After we ate supper that evening, I finished putting the quilt top together, other than the borders.  It looks all lopsided at the moment, because of the way I put those panel strips together with plain white-on-white squares at opposing ends of the strips.  But... I have a plan!  I plan to do fancy kitty quilting with that variegated thread in those white areas.  If it’s not enough, I’ll just keep adding steadily darker blue thread, echoing and bordering and fancying it up until I’m happy with it (or until I can’t stand to look at the same spot a moment longer, one or the other).

No pictures yet, because... lopsided.  It’ll turn out all right.  Yes, it will!

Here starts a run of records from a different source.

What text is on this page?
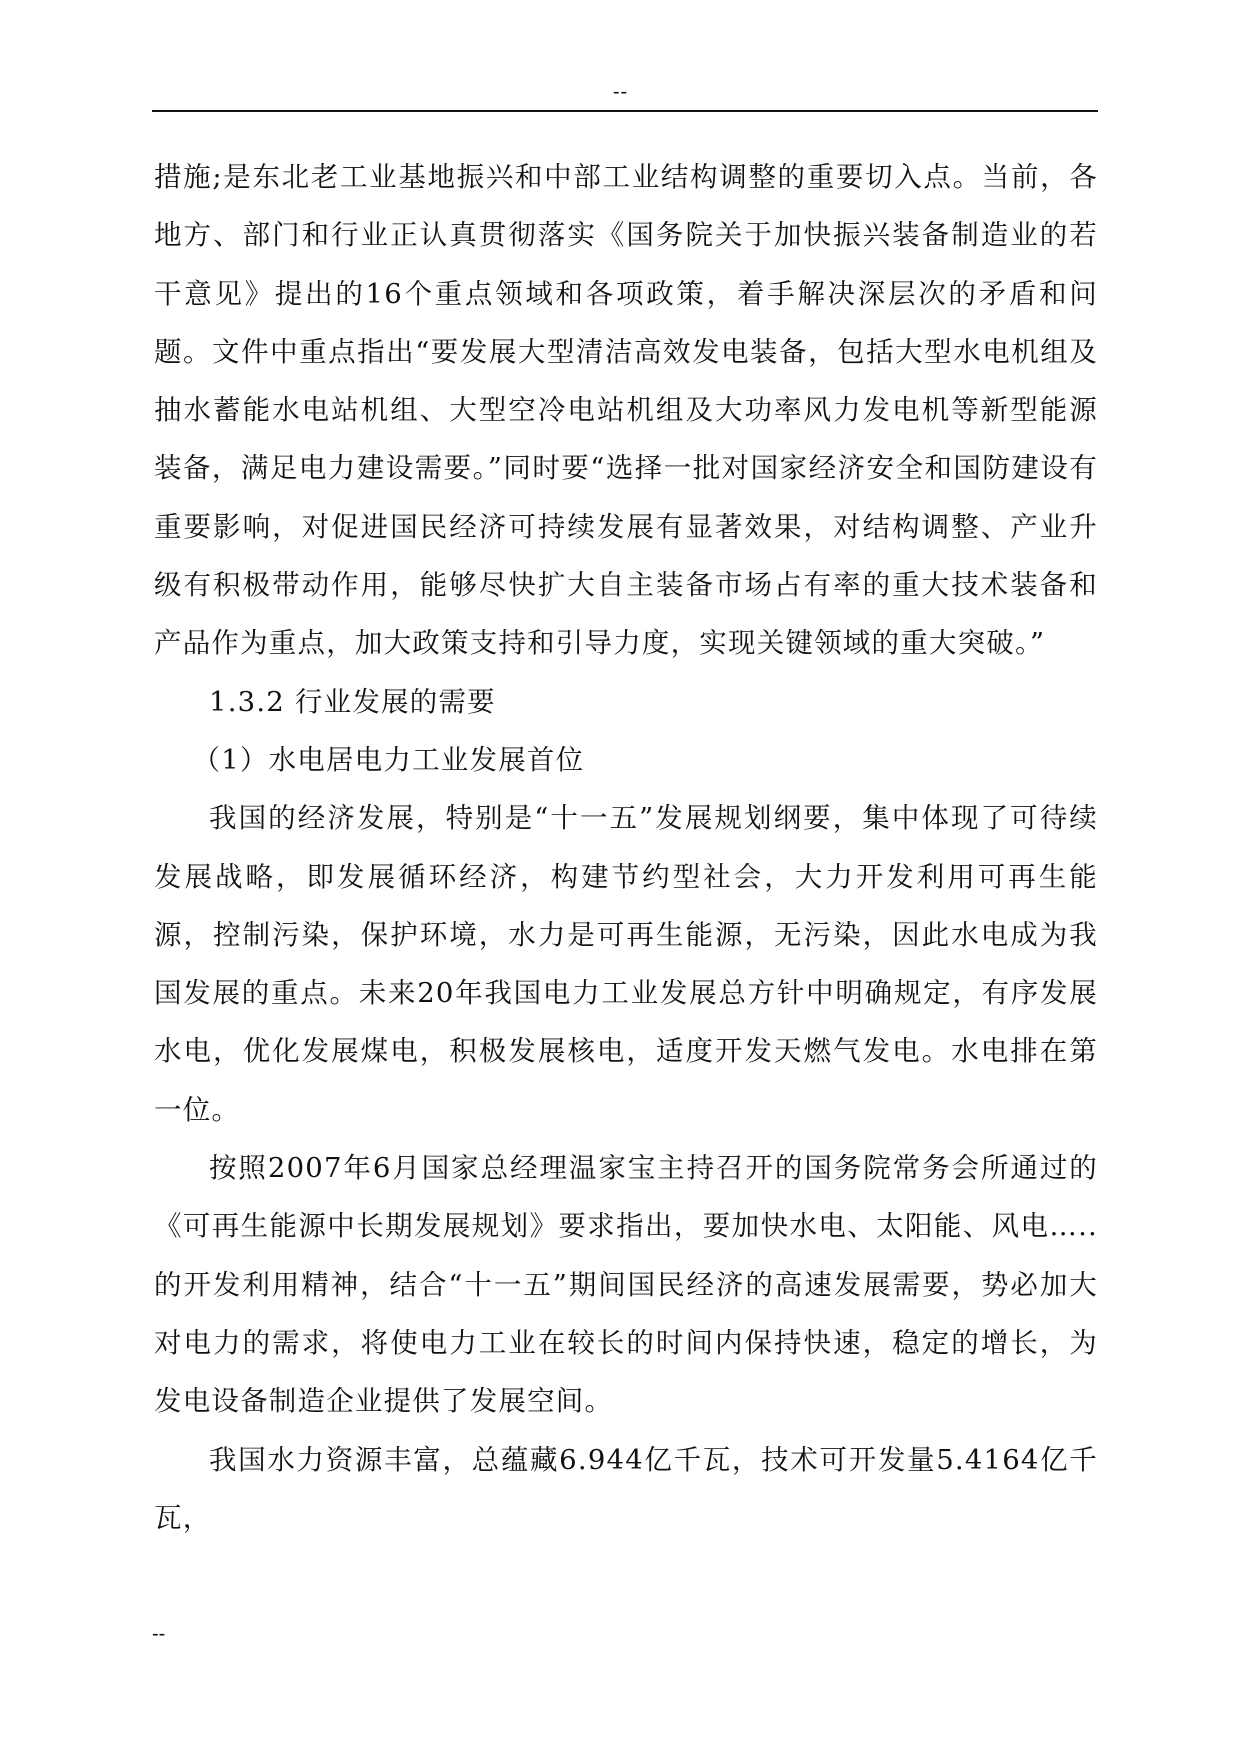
--

措施;是东北老工业基地振兴和中部工业结构调整的重要切入点。当前，各地方、部门和行业正认真贯彻落实《国务院关于加快振兴装备制造业的若干意见》提出的16个重点领域和各项政策，着手解决深层次的矛盾和问题。文件中重点指出“要发展大型清洁高效发电装备，包括大型水电机组及抽水蓄能水电站机组、大型空冷电站机组及大功率风力发电机等新型能源装备，满足电力建设需要。”同时要“选择一批对国家经济安全和国防建设有重要影响，对促进国民经济可持续发展有显著效果，对结构调整、产业升级有积极带动作用，能够尽快扩大自主装备市场占有率的重大技术装备和产品作为重点，加大政策支持和引导力度，实现关键领域的重大突破。”

1.3.2 行业发展的需要

（1）水电居电力工业发展首位

我国的经济发展，特别是“十一五”发展规划纲要，集中体现了可待续发展战略，即发展循环经济，构建节约型社会，大力开发利用可再生能源，控制污染，保护环境，水力是可再生能源，无污染，因此水电成为我国发展的重点。未来20年我国电力工业发展总方针中明确规定，有序发展水电，优化发展煤电，积极发展核电，适度开发天燃气发电。水电排在第一位。

按照2007年6月国家总经理温家宝主持召开的国务院常务会所通过的《可再生能源中长期发展规划》要求指出，要加快水电、太阳能、风电…..的开发利用精神，结合“十一五”期间国民经济的高速发展需要，势必加大对电力的需求，将使电力工业在较长的时间内保持快速，稳定的增长，为发电设备制造企业提供了发展空间。

我国水力资源丰富，总蕴藏6.944亿千瓦，技术可开发量5.4164亿千瓦，

--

Yesterday afternoon, as planned, we had dinner with Kurt and Victoria and the children.

Victoria had indeed fixed a Thanksgiving dinner:  turkey breast, gravy, homemade stuffing using some of her sourdough bread, sourdough dinner rolls, homemade peach jam, cranberry sauce, potatoes, sweet potatoes, and coffee with a dash of maple syrup and half-and-half cream.  She sent a couple of slices of pumpkin pie, two sourdough rolls, and a big jar of her peach jam home with us.

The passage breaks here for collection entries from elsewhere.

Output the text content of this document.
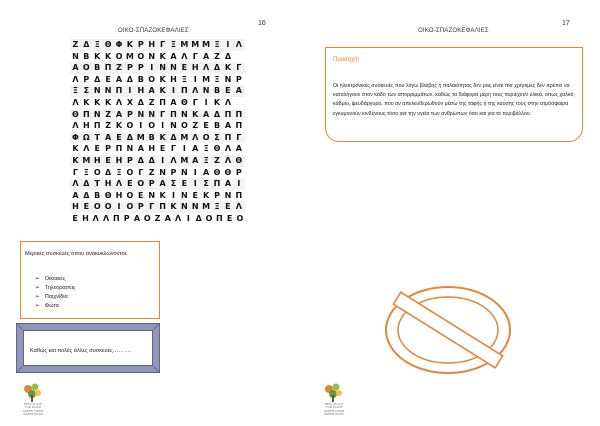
16
ΟΙΚΟ-ΣΠΑΖΟΚΕΦΑΛΙΕΣ
Ζ Δ Ξ Θ Φ Κ Ρ Η Γ Ξ Μ Μ Μ Ξ Ι Λ
Ν Β Κ Κ Ο Μ Ο Ν Κ Α Λ Γ Α Ζ Δ
Α Ο Β Π Ζ Ρ Ρ Ι Ν Ν Ε Η Λ Δ Κ Γ
Λ Ρ Δ Ε Α Δ Β Ο Κ Η Ξ Ι Μ Ξ Ν Ρ
Ξ Σ Ν Ν Π Ι Η Α Κ Ι Π Λ Ν Β Ε Α
Λ Κ Κ Κ Λ Χ Δ Ζ Π Α Θ Γ Ι Κ Λ
Θ Π Ν Ζ Α Ρ Ν Ν Γ Π Ν Κ Α Δ Π Π
Λ Η Π Ζ Κ Ο Ι Ο Ι Ν Ο Ζ Ε Β Α Π
Φ Ω Τ Α Ε Δ Μ Β Κ Δ Μ Λ Ο Σ Π Γ
Κ Λ Ε Ρ Π Ν Α Η Ε Γ Ι Α Ξ Θ Λ Α
Κ Μ Η Ε Η Ρ Δ Δ Ι Λ Μ Α Ξ Ζ Λ Θ
Γ Ξ Ο Δ Ξ Ο Γ Ζ Ν Ρ Ν Ι Α Θ Θ Ρ
Λ Δ Τ Η Λ Ε Ο Ρ Α Σ Ε Ι Σ Π Α Ι
Α Δ Β Θ Η Ο Ε Ν Κ Ι Ν Ε Κ Ρ Ν Π
Η Ε Ο Ο Ι Ο Ρ Γ Π Κ Ν Ν Μ Ξ Ε Λ
Ε Η Λ Λ Π Ρ Α Ο Ζ Α Λ Ι Δ Ο Π Ε Ο
Μερικές συσκευές όπου ανακυκλώνονται.
➢ Οικιακές
➢ Τηλεοράσεις
➢ Παιχνίδια
➢ Φώτα
Καθώς και πολές άλλες συσκευές……….
BEST PLACE
FOR PLACE
GREEN TOWN
GREEN BOOK
17
ΟΙΚΟ-ΣΠΑΖΟΚΕΦΑΛΙΕΣ
Προσοχή!
Οι ηλεκτρονικές συσκευές που λόγω βλάβης ή παλαιότητας δεν μας είναι πια χρήσιμες δεν πρέπει να καταλήγουν στον κάδο των απορριμμάτων, καθώς τα διάφορα μέρη τους περιέχουν υλικά, όπως χαλκό, κάδμιο, ψευδάργυρο, που αν απελευθερωθούν μέσω της ταφής ή της καύσης τους στην ατμόσφαιρα εγκυμονούν κινδύνους τόσο για την υγεία των ανθρώπων όσο και για το περιβάλλον.
BEST PLACE
FOR PLACE
GREEN TOWN
GREEN BOOK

We gave them a large frozen pork roast (Teddy’s meat) in return.

I think we got the better deal.

As we climbed the steps of our porch after arriving back home again, I’m almost certain I heard a chickadee in the nearby maple trees.  I could see a little bird in the branches up there, but it was mostly in silhouette against the sky.  It was about the right size for a chickadee.

A friend once gave me an adorable little hand-carved chickadee.  I put it atop the tall hutch on my dresser.

Socks, who could make leaps like a cheetah, managed to fly clear up there and knock the hapless birdie over. 

I heard a crash and an odd ‘Prrrrft.’  I hurried into my bedroom and found Socks pretending he’d been sleeping on my bed the whole time.  But his eyes were slitted open a bit sheepishly, and his fur had a couple of dust bunnies on it.  (Don’t tell anyone; the top of my dresser hutch was dusty!)

I looked around the room – and spotted the chickadee knocked over and still rocking back and forth on its rounded side.

“Did you do that?!!” I asked Socks, amazed at how high he must’ve jumped to get there.

He turned his head away from me, squinted his eyes even tighter, and purred like all good Christian kitties do.



No chickadees, wooden or otherwise, were harmed in this fiasco.

Redrock Threads called this morning to tell me that the Fairy Floss variegated thread I ordered Saturday is out of stock until Friday.  So I canceled the order and ordered from Superior Threads, which cost a couple dollars more and, as it turns out, probably won’t get here any sooner.  ๐Ÿ™„  I signed up for their email promotions in order to get a 15% discount code.  It has not come yet, and I am an impatient person.  My order is ready NOW!  I will click Submit NOW! – but I did not spend the extra $3 to have the thread delivered in two days.

Sometimes it has been delivered in two days regardless of the 4-6-day shipping estimate.  Let’s hope this is one of those times.

I took another big bag of Larry’s things to the Goodwill this afternoon.

Shortly after I got home, a gigantic murmuration of starlings (really!  That’s what it’s called!) came swooping in and landed in the cottonwood tree in the back yard, filling it completely, and making an earsplitting racket with their funny squeaks and squawks and twitters.

Earlier this evening, I had a text-chat with Levi, and he sent me this picture: 



There’s an animal of some sort gallumping about in our eaves.  Squirrel?  Raccoon?  I went out and thwacked the eaves with the broom handle.  There was a scurrying... and now all is quiet.  Wonder what it was, and where it went?

Bedtime!  Tomorrow I hope to get the borders on the Playful Kitties quilt and put together a backing for it.